Rekomendasi beli, tahan, atau jual yang dikeluarkan oleh analis keuangan di broker atau firma riset, biasanya disertai target harga berdasarkan model penilaian.
Analis sisi penjual yang dipekerjakan oleh bank investasi dan perusahaan broker melakukan penelitian mendetail tentang perusahaan individu dan menerbitkan laporan dengan peringkat (Beli/Berlebihan, Tahan/Netral, Jual/Kurang) dan target harga 12 bulan. Analis memodelkan keuangan perusahaan, membangun model arus kas yang didiskon (DCF) dan model penilaian perusahaan sebanding, menghadiri panggilan pendapatan, bertemu manajemen, dan menyintesis data industri menjadi rekomendasi investasi.
Kenyataannya adalah bahwa peringkat analis cenderung berat sebelah bullish: rekomendasi beli biasanya melebihi jual dengan rasio 4:1 atau lebih, sebagian karena konflik kepentingan perbankan investasi (perusahaan memberi peringkat pada perusahaan yang ekuitas dan penerbitan utangnya mereka tawarkan), sebagian lagi karena hubungan riset negatif membebani akses manajemen. Rekomendasi jual jarang terjadi dan bisa memicu manajemen untuk memutus akses.

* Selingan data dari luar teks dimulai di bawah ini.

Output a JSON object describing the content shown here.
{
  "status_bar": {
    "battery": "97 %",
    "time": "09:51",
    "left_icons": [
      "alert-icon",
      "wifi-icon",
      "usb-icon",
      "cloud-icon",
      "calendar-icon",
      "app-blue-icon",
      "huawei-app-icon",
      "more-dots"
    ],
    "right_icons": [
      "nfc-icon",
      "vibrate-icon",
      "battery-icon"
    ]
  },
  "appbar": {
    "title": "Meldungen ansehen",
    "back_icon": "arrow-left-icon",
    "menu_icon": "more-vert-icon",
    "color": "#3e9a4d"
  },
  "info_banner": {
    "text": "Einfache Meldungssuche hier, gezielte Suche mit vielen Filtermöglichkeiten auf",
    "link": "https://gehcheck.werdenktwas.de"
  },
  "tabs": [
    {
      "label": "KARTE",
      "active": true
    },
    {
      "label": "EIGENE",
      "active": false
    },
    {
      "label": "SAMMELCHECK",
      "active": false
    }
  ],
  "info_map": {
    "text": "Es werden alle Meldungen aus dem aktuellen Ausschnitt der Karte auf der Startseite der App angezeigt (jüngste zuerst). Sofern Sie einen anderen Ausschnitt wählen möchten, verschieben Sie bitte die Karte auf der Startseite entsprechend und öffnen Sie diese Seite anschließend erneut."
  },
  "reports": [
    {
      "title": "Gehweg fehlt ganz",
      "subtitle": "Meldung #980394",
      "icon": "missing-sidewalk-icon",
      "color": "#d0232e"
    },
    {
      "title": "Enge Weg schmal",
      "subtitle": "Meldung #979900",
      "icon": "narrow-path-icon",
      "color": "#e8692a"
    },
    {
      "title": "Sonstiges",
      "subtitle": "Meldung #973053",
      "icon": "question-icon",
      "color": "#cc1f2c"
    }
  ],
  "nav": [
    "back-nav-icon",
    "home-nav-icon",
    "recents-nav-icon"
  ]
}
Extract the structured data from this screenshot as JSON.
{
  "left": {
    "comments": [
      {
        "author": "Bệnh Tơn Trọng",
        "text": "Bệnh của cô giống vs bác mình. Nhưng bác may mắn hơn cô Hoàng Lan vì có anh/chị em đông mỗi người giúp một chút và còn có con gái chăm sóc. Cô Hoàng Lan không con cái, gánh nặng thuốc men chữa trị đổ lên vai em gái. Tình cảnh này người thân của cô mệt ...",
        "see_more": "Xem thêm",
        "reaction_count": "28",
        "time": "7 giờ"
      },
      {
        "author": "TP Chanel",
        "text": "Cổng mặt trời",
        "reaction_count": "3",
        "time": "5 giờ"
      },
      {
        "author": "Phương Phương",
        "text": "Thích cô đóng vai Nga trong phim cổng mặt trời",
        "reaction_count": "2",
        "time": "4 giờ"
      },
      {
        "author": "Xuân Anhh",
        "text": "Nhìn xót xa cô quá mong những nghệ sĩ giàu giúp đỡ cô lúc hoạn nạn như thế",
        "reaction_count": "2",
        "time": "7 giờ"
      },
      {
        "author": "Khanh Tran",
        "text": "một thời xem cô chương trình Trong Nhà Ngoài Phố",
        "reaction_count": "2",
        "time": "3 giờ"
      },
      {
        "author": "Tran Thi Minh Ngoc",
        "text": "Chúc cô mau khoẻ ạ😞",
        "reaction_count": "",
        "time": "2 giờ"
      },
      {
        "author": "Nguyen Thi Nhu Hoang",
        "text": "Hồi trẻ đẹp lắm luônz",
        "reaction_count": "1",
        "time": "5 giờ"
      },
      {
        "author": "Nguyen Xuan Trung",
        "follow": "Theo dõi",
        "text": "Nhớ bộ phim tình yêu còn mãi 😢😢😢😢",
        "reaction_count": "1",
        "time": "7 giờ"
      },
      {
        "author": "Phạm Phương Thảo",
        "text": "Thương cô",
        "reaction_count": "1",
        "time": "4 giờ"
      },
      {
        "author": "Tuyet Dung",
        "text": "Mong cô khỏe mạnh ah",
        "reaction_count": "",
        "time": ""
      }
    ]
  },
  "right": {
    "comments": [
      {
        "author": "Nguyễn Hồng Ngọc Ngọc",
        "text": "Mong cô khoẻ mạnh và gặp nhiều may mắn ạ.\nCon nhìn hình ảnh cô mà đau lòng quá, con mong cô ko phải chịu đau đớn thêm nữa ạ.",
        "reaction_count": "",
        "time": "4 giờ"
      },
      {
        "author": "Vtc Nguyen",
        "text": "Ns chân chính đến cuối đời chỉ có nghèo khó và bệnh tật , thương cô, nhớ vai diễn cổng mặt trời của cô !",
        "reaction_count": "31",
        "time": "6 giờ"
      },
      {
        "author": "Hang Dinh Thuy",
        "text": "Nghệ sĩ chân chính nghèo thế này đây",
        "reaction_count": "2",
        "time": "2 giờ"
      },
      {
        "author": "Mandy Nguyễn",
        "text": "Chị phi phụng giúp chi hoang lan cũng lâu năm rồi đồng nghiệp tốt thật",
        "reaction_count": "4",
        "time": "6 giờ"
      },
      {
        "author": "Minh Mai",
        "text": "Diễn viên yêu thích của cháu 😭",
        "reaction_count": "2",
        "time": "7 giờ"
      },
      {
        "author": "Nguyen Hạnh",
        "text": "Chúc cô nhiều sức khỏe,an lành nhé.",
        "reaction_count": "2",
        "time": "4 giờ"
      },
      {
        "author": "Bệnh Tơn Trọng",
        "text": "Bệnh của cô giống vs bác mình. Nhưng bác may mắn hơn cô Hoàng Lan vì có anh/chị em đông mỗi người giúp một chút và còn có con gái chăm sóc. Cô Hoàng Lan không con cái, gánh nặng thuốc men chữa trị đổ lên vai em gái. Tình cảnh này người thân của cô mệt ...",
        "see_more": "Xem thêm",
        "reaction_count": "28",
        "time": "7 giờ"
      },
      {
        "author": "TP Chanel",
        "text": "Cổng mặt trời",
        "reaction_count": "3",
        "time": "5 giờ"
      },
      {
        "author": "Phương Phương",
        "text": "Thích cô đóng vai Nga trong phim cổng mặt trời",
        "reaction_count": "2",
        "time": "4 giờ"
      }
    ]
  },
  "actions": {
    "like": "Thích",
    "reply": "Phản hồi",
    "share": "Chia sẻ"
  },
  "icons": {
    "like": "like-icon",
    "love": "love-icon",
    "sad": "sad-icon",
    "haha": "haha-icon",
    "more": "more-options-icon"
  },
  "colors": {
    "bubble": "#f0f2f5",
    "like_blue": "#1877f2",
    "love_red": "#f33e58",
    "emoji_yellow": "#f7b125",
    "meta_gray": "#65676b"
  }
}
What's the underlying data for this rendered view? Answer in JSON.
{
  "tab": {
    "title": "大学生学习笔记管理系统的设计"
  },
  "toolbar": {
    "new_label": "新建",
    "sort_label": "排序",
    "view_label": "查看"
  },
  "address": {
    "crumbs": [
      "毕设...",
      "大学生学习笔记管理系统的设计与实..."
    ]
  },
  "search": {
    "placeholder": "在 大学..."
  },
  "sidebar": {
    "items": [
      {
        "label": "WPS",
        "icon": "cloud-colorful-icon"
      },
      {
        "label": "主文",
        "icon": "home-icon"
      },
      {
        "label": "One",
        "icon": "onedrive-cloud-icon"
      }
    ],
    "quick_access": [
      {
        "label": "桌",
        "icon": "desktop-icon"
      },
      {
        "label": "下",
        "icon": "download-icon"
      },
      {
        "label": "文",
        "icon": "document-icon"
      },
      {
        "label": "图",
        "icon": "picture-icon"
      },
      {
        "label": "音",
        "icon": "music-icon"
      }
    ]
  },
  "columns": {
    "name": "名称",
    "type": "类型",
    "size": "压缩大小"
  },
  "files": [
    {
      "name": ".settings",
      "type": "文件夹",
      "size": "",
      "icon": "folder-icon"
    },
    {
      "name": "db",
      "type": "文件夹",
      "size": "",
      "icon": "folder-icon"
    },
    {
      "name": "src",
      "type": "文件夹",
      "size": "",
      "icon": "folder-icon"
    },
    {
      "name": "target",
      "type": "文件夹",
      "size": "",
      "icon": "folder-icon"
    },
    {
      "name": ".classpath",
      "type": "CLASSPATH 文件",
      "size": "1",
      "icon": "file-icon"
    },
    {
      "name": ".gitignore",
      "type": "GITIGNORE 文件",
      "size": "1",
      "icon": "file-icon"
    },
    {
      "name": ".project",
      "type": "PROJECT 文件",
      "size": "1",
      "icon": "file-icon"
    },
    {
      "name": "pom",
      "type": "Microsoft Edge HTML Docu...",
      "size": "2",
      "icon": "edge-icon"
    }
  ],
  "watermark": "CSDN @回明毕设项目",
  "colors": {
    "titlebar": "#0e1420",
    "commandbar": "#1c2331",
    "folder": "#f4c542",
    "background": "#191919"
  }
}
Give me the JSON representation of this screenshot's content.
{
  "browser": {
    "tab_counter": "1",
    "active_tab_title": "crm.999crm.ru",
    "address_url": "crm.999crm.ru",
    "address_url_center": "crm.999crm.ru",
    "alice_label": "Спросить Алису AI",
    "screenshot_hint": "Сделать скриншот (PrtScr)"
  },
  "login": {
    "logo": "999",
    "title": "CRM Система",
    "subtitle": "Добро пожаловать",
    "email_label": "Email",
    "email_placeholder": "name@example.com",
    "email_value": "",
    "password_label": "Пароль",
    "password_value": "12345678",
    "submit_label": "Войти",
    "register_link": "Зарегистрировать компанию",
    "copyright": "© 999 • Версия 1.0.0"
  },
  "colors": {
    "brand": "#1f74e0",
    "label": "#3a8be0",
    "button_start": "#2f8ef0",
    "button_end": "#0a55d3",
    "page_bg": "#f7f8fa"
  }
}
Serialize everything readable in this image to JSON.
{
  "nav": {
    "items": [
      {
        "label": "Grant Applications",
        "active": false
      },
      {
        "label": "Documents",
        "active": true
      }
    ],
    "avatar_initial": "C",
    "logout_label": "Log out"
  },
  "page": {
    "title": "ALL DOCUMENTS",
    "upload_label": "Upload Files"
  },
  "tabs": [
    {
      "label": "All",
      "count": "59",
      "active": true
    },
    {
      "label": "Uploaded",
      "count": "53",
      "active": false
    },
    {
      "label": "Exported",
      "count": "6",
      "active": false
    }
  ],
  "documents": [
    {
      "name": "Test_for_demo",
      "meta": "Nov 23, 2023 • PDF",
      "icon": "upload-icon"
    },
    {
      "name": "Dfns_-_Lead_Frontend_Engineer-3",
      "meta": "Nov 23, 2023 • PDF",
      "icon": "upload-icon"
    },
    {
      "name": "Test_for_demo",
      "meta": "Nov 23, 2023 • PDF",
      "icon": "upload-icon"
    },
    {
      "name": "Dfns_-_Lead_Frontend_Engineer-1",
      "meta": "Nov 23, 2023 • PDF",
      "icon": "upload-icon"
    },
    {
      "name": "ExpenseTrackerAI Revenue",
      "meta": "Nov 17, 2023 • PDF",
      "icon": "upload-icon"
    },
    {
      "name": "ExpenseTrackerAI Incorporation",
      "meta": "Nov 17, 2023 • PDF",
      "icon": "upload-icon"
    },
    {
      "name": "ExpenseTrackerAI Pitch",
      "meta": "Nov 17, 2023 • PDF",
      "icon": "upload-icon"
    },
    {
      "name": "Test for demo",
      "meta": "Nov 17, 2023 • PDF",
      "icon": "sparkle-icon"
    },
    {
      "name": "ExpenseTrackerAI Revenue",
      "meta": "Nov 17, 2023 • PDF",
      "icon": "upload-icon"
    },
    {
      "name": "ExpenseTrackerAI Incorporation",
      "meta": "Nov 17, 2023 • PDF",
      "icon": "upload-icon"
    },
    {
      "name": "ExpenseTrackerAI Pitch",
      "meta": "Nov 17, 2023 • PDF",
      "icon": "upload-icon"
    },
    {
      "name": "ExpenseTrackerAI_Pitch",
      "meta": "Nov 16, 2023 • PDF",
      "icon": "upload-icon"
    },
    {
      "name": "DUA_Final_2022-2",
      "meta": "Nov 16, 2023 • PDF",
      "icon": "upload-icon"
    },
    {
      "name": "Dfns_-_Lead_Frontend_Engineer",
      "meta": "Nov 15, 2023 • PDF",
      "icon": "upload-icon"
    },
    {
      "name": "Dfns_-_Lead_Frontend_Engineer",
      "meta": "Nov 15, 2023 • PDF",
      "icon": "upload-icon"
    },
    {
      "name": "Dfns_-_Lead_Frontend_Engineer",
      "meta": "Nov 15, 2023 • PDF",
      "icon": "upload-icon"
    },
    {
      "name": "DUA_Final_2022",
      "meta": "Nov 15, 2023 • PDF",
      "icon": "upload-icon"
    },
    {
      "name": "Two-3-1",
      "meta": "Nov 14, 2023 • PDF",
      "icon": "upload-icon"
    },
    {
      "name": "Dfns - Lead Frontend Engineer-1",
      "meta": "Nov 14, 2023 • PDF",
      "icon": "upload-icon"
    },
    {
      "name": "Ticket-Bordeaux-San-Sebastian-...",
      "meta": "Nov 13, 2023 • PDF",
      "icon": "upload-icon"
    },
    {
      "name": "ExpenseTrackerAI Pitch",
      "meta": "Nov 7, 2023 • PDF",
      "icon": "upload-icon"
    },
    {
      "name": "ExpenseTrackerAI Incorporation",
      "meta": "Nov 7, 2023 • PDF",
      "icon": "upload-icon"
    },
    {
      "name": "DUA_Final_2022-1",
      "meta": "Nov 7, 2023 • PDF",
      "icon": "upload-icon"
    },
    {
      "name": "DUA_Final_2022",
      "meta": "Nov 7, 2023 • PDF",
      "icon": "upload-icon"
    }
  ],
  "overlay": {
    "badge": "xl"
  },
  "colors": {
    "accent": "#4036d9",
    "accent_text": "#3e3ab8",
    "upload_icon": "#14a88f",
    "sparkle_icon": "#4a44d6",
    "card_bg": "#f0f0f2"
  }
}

Meskipun ada bias ini, perubahan peringkat analis dan revisi target dapat mempengaruhi saham - terutama dalam beberapa jam pertama setelah publikasi. Kenaikan dari Netral menjadi Beli oleh analis terkemuka di bank besar dapat menambah 3–8% pada stok intraday. Penurunan, terutama dari Beli ke Jual (jarang), dapat menghasilkan penurunan 5–15%. Sinyal analis yang paling dapat ditindaklanjuti adalah revisi estimasi konsensus - ketika beberapa analis secara bersamaan menaikkan estimasi EPS untuk perusahaan yang sama, ini sering mendahului kinerja harga yang berkelanjutan.
Bagi trader aktif, data konsensus analis (peringkat rata-rata, jumlah bullish vs bearish, rata-rata target harga vs harga saat ini) memberikan gambaran sentimen. Saham dengan persentase tinggi dari peringkat beli sisi penjual dan premi yang lebar antara target harga dan harga pasar mungkin sudah memiliki sentimen bullish yang diperhitungkan - mengurangi katalis untuk upside lebih lanjut.
Contoh Terapan
Sebuah perusahaan farmasi mengumumkan keberhasilan uji coba Fase 3 untuk obat kanker. Tiga analis menaikkan peringkat dari Netral ke Beli dalam waktu 24 jam, menetapkan target harga USD 95–110 dibandingkan harga pasar sebelumnya USD 68. Rasio target-konsensus melonjak menjadi 1.42× (42% upside yang diimplikasikan). Saham naik 15% pada hari peningkatan. Trader yang memantau revisi konsensus menggunakan ini sebagai sinyal momentum - ketika beberapa analis secara bersamaan menaikkan estimasi setelah katalis positif, pembelian institusional berkelanjutan yang diperlukan untuk menyesuaikan portofolio model mereka mendukung harga dalam beberapa minggu mendatang.